Clinicians who see patients with restless leg syndrome (RLS) will hear it described in many different ways. Some patients describe their experience as miserable, unpleasant and painful, whereas others may say that they are itching inside, or that they have the creepy crawlies or the jitters. All patients with RLS will agree that movement is the only way to relieve the sensation.

RLS is sometimes confused with symptoms of anxiety, which can cause patients to move constantly or shake their leg, but the two are different. A single question identified in a collaborative study involving the United States and Italy has 95% sensitivity in diagnoses:

When you try to relax in the evening or sleep at night, do you ever have unpleasant, restless feelings in your legs that can be relieved by walking or movement?

If the answer is “yes,” your patient may have RLS.

Patients with RLS have the most difficulty in the evenings and when sitting still for any length of time. Many complain that they cannot sit still to watch television or that flying on an airplane is very uncomfortable.

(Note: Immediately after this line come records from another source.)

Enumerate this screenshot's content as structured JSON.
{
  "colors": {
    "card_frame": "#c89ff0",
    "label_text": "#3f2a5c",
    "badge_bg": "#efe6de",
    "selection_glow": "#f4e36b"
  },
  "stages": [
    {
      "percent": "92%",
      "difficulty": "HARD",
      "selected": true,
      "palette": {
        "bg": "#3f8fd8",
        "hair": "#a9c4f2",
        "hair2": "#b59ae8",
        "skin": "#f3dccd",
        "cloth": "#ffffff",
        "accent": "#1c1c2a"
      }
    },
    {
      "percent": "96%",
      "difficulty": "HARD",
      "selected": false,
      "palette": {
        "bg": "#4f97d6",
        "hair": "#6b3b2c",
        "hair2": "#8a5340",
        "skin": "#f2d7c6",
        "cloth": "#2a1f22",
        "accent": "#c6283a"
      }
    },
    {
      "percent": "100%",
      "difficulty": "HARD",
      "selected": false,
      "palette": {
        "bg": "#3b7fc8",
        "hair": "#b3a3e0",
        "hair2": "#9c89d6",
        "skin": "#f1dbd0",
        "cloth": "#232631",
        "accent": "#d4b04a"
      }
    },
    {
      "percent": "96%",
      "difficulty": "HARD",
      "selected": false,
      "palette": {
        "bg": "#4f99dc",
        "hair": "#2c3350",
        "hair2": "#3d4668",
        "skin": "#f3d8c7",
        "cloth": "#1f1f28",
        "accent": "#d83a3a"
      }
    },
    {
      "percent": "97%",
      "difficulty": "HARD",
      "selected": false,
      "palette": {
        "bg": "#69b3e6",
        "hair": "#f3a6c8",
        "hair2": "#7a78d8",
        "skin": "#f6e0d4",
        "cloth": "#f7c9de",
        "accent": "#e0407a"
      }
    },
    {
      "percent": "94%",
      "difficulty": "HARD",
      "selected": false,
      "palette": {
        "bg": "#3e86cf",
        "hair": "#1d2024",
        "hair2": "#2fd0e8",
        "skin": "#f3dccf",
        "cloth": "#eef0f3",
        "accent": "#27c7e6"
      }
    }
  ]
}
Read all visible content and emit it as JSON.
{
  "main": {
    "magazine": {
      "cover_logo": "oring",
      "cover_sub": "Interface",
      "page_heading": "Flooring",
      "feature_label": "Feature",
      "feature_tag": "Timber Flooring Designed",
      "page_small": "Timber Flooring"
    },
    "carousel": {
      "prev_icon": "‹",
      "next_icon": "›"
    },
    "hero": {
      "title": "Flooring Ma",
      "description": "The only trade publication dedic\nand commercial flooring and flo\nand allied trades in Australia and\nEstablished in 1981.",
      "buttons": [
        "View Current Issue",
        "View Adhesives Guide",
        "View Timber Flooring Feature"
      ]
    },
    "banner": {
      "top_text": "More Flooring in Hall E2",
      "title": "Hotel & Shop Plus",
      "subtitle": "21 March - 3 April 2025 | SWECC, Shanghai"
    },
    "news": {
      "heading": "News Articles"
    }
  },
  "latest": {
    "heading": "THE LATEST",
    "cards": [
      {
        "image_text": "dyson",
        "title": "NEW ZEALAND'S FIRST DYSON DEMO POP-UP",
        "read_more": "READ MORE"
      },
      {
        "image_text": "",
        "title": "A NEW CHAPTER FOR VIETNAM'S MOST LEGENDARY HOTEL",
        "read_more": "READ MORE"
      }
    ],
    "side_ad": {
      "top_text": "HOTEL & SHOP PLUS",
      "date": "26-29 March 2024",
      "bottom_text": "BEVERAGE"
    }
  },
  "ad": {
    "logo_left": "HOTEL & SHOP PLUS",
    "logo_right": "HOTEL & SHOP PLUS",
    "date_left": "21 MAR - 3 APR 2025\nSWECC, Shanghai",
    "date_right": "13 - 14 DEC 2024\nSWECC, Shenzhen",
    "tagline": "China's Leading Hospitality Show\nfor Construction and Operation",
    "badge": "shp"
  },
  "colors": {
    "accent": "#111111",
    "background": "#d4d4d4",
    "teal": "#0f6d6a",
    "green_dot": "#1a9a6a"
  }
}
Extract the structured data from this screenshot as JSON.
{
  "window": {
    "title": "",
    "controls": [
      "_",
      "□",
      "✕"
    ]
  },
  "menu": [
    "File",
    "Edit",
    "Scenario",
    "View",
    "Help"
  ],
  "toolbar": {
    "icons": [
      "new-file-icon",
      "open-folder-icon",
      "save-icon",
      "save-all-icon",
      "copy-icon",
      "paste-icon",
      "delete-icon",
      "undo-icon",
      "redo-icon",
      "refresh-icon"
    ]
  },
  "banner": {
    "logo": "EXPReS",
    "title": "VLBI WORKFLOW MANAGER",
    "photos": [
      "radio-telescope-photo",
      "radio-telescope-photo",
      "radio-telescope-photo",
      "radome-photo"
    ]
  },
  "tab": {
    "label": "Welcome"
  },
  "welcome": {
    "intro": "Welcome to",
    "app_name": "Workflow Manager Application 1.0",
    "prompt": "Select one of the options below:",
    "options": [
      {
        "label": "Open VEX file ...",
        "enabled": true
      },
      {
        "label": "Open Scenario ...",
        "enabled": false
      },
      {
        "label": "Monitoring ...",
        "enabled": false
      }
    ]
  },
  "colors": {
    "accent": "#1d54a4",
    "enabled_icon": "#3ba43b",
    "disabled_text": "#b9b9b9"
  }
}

RLS involves a dysfunction in dopaminergic transmission and is related to abnormalities of iron transport and storage. The disorder is fairly common, effecting 5% to 15% of the population, and is more prevalent in elderly patients. There is also thought to be a genetic predisposition, so be sure to take a family history in patients suspected of RLS.

Most RLS patients present with a chief complaint of poor sleep because they are often moving or feel uncomfortable during sleep. Bed partners often complain that RLS disturbs their sleep, too, which can lead to marital discord and frustration in relationships.

RLS is more common in women. More than 20% of women experience the sleep disorder during pregnancy, when the developing fetus depletes folate and ferritin reservoirs.

Patients with fibromyalgia, ADHD, hypothyroidism, uremia and anemia also have higher RLS prevalence, so be on the look out for these comorbidities.

Those taking antidepressants are another at-risk population, as this class of medication can exacerbate RLS. The exception is buproprion, which can actually help symptoms, because of its dopamine-enhancing capabilities.

First-line RLS treatment is with dopaminergic agonists, such as pramipexole and ropinirole, but patients may also benefit from gabapentin and clonazepam. In some cases, if the pain is severe enough, opiates may also be prescribed. Recognizing and treating RLS early can drastically improve a patient’s quality of life very quickly.

Sharon M. O’Brien, MPAS, PA-C, works at Presbyterian Sleep Health in Charlotte, N.C. Her main interest is helping patients understand the importance of sleep hygiene and the impact of sleep on health.